After this deadline, I plan to return to the current bug in my common name search to complete that portion of the code. I will also look at the way that PhyloWidget draws the trees with the alternative layouts, to determine how best to incorporate the images in those cases. Finally, I will consider the various ways to save a user's work and reload a saved file for later use and work on implementing that feature.

Sunday, April 12, 2009

Health and Interfaces

I'm baaaack! 

To update anyone who actually reads this (other than Joe Kider): 
I got sick last weekend and after an evening in the hospital and a week pretty much in bed, I'm actually pretty close to better now. (It was just a virus. The hospital thing was, as my Dad says, "in an abundance of caution.") My thinking is, my computer decided to crash, and once it was fixed my body followed suit, each setting me back at least a week. That will mean a little readjusting when it comes to procedures to reach my goals and deadlines originally outlined in my design document, but since I'm still pretty excited about the prospect of sitting and standing, I'm figuring the time will come to handle that. That time might be tomorrow.

In the meantime, I'm reading up on Processing so that I can add things like check-boxes and images and scroll arrows to the tree display. It'd be a shame to do all this planning and coding and then neglect to write the part that allows the users to actually see and interact with all the new features. 

Processing Tutorial Notes (via links): 

Standard Image Loading: 


Request Image: Loads in a separate thread so the program doesn't freeze while loading large images

Check Boxes: 

Custom UI Components:

Additionally, Interfascia is a library for Processing that handles user interaction, and it looks simple enough that it may be worth using. 

Thursday, April 2, 2009

Up and Running

I've got a brand new 500GB hard drive, a reinstalled operating system, and a heck of a lot of catching up to do. Yesterday's project was to get Eclipse, Processing (UI), and Subclipse (SVN) installed so that I can run PhyloWidget and my own code as they were before the crash happened last Sat night (1.5 weeks ago). So that was an accomplishment because I had to remember how I'd installed everything in the past couple months, but I got it working. 
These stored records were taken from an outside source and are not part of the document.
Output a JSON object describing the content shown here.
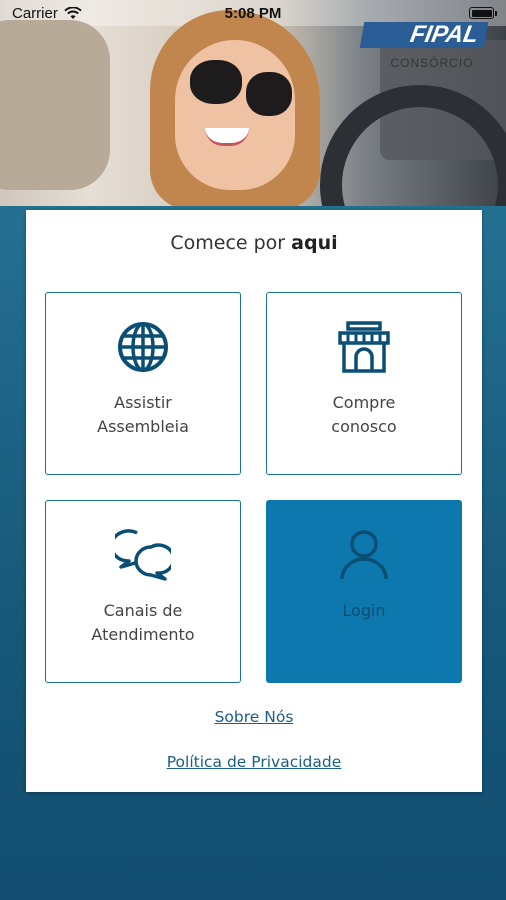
{
  "status_bar": {
    "carrier": "Carrier",
    "time": "5:08 PM"
  },
  "brand": {
    "logo_text": "FIPAL",
    "logo_sub": "CONSÓRCIO",
    "color": "#2a5d95"
  },
  "card": {
    "title_prefix": "Comece por ",
    "title_emphasis": "aqui",
    "tiles": [
      {
        "label": "Assistir\nAssembleia",
        "icon": "globe-icon"
      },
      {
        "label": "Compre\nconosco",
        "icon": "store-icon"
      },
      {
        "label": "Canais de\nAtendimento",
        "icon": "chat-bubbles-icon"
      },
      {
        "label": "Login",
        "icon": "user-icon"
      }
    ],
    "links": {
      "about": "Sobre Nós",
      "privacy": "Política de Privacidade"
    }
  },
  "colors": {
    "accent": "#0d78ad",
    "icon": "#0a4f73",
    "text": "#444444"
  }
}
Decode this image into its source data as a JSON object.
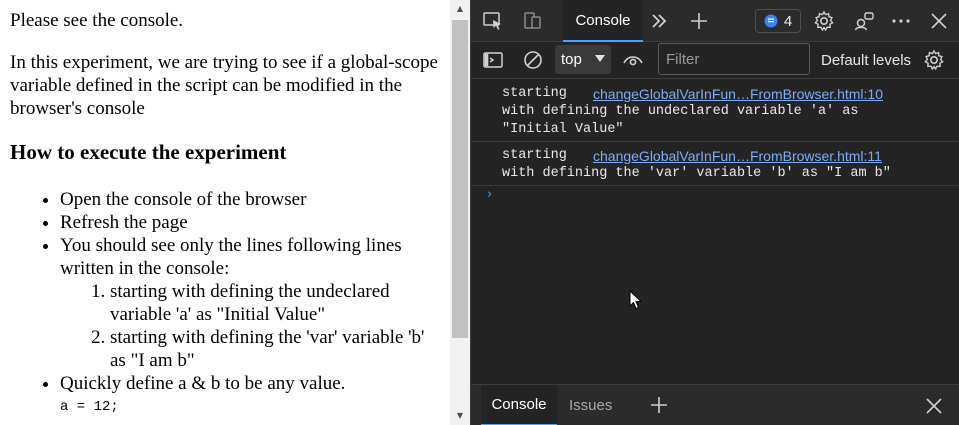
{
  "page": {
    "intro": "Please see the console.",
    "description": "In this experiment, we are trying to see if a global-scope variable defined in the script can be modified in the browser's console",
    "heading": "How to execute the experiment",
    "steps": [
      "Open the console of the browser",
      "Refresh the page",
      "You should see only the lines following lines written in the console:"
    ],
    "expected_lines": [
      "starting with defining the undeclared variable 'a' as \"Initial Value\"",
      "starting with defining the 'var' variable 'b' as \"I am b\""
    ],
    "final_step": "Quickly define a & b to be any value.",
    "code_line": "a = 12;"
  },
  "devtools": {
    "main_tab": "Console",
    "issues_count": "4",
    "context": "top",
    "filter_placeholder": "Filter",
    "levels_label": "Default levels",
    "messages": [
      {
        "line1": "starting",
        "source": "changeGlobalVarInFun…FromBrowser.html:10",
        "cont": [
          "with defining the undeclared variable 'a' as",
          "\"Initial Value\""
        ]
      },
      {
        "line1": "starting",
        "source": "changeGlobalVarInFun…FromBrowser.html:11",
        "cont": [
          "with defining the 'var' variable 'b' as \"I am b\""
        ]
      }
    ],
    "drawer_tabs": [
      "Console",
      "Issues"
    ]
  },
  "colors": {
    "devtools_bg": "#242424",
    "accent_blue": "#4fa3f7",
    "link_blue": "#7cacf8",
    "badge_blue": "#3b82f6"
  }
}
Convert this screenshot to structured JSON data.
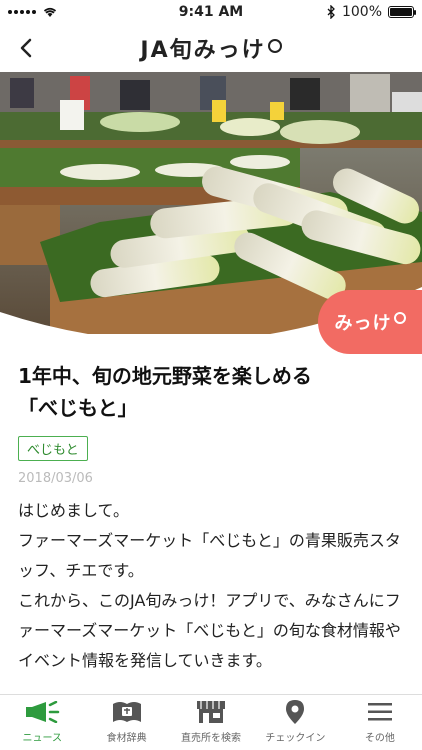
{
  "status_bar": {
    "time": "9:41 AM",
    "battery": "100%",
    "battery_level": 1.0
  },
  "nav": {
    "title": "JA旬みっけ",
    "back_icon": "chevron-left-icon"
  },
  "hero": {
    "image_alt": "daikon radishes at farmers market",
    "badge": "みっけ"
  },
  "article": {
    "title_line1": "1年中、旬の地元野菜を楽しめる",
    "title_line2": "「べじもと」",
    "tag": "べじもと",
    "date": "2018/03/06",
    "paragraphs": [
      "はじめまして。",
      "ファーマーズマーケット「べじもと」の青果販売スタッフ、チエです。",
      "これから、このJA旬みっけ！アプリで、みなさんにファーマーズマーケット「べじもと」の旬な食材情報やイベント情報を発信していきます。"
    ]
  },
  "tabs": [
    {
      "label": "ニュース",
      "icon": "megaphone-icon",
      "active": true
    },
    {
      "label": "食材辞典",
      "icon": "book-icon",
      "active": false
    },
    {
      "label": "直売所を検索",
      "icon": "store-icon",
      "active": false
    },
    {
      "label": "チェックイン",
      "icon": "map-pin-icon",
      "active": false
    },
    {
      "label": "その他",
      "icon": "menu-icon",
      "active": false
    }
  ],
  "colors": {
    "accent_green": "#2e9b3e",
    "badge_red": "#f26b63"
  }
}
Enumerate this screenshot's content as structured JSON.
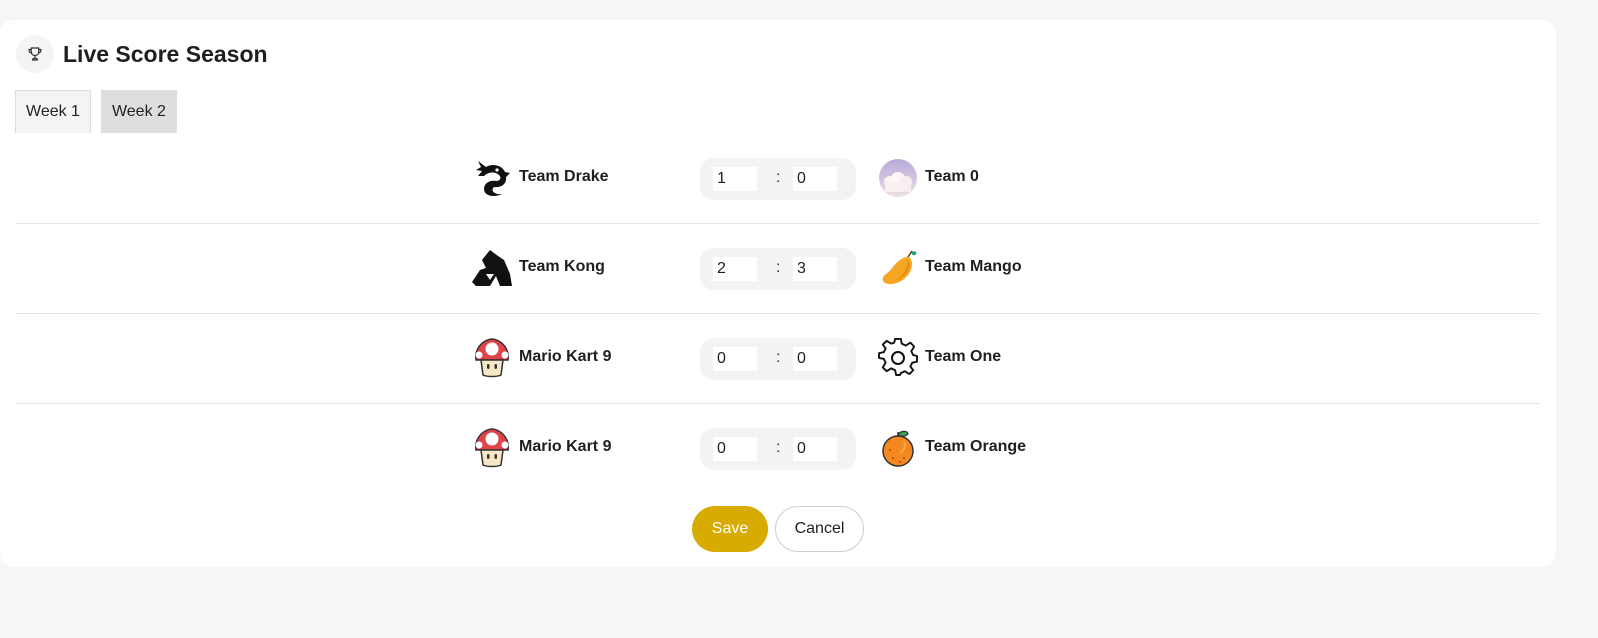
{
  "page": {
    "title": "Live Score Season",
    "title_icon": "trophy-icon"
  },
  "tabs": [
    {
      "label": "Week 1",
      "active": false
    },
    {
      "label": "Week 2",
      "active": true
    }
  ],
  "matches": [
    {
      "home": {
        "name": "Team Drake",
        "logo": "dragon-icon"
      },
      "home_score": "1",
      "away_score": "0",
      "away": {
        "name": "Team 0",
        "logo": "clouds-avatar"
      }
    },
    {
      "home": {
        "name": "Team Kong",
        "logo": "gorilla-icon"
      },
      "home_score": "2",
      "away_score": "3",
      "away": {
        "name": "Team Mango",
        "logo": "mango-icon"
      }
    },
    {
      "home": {
        "name": "Mario Kart 9",
        "logo": "mushroom-icon"
      },
      "home_score": "0",
      "away_score": "0",
      "away": {
        "name": "Team One",
        "logo": "gear-icon"
      }
    },
    {
      "home": {
        "name": "Mario Kart 9",
        "logo": "mushroom-icon"
      },
      "home_score": "0",
      "away_score": "0",
      "away": {
        "name": "Team Orange",
        "logo": "orange-icon"
      }
    }
  ],
  "score_separator": ":",
  "actions": {
    "save_label": "Save",
    "cancel_label": "Cancel"
  },
  "colors": {
    "accent": "#d7ab00",
    "background": "#f6f6f6",
    "card": "#ffffff"
  }
}
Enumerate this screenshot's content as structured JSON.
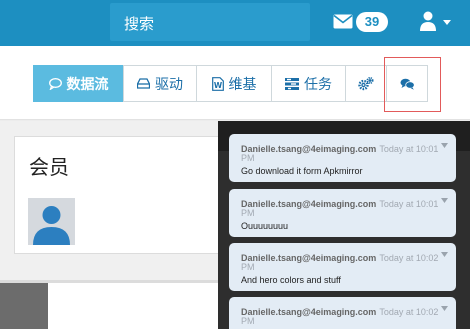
{
  "topbar": {
    "search_label": "搜索",
    "mail_count": "39",
    "background": "#1d8fc1"
  },
  "toolbar": {
    "tabs": [
      {
        "label": "数据流",
        "icon": "chat-bubble-icon",
        "active": true
      },
      {
        "label": "驱动",
        "icon": "drive-icon"
      },
      {
        "label": "维基",
        "icon": "wiki-icon"
      },
      {
        "label": "任务",
        "icon": "tasks-icon"
      },
      {
        "label": "",
        "icon": "gears-icon"
      },
      {
        "label": "",
        "icon": "comments-icon"
      }
    ],
    "accent": "#5bbbe0",
    "highlight_color": "#e25a5a"
  },
  "member_card": {
    "title": "会员"
  },
  "chat": {
    "messages": [
      {
        "sender": "Danielle.tsang@4eimaging.com",
        "time": "Today at 10:01",
        "time_wrap": "PM",
        "text": "Go download it form Apkmirror"
      },
      {
        "sender": "Danielle.tsang@4eimaging.com",
        "time": "Today at 10:01",
        "time_wrap": "PM",
        "text": "Ouuuuuuuu"
      },
      {
        "sender": "Danielle.tsang@4eimaging.com",
        "time": "Today at 10:02",
        "time_wrap": "PM",
        "text": "And hero colors and stuff"
      },
      {
        "sender": "Danielle.tsang@4eimaging.com",
        "time": "Today at 10:02",
        "time_wrap": "PM",
        "text": ""
      }
    ]
  }
}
Today's issues are figuring out why my common name search is buggy and then proceeding onto dealing with searching multiple databases for images. At the same time I'll also need to make inroads into writing UI elements for each of these features and then integrating the code and the UI stuff into the PhyloWidget program.

The buggy-ness of the common name search refers to the fact that when I post data to the ubio.com search form and get the resulting HTML page, the page I get is not the same as the page I see when I do the same search in my browser. My code receives the HTML for an "Advance Search" page, rather than a results page. I've had my program print out the URL it's requesting, and it's the same as the results page URL in my browser, yet the HTML is for an advance search page. Totally strange. Any ideas, anyone? 

I'm also concerned about the SVN process, because whenever I want to update to a new revision of PhyloWidget, Eclipse overwrites the one I'm currently using. If I make changes and start including my own code, I want to be able to download revisions without deleting my own work. If you know anything about how to manage this, please share. 

Glad to be back on track, but it's an uphill battle as always!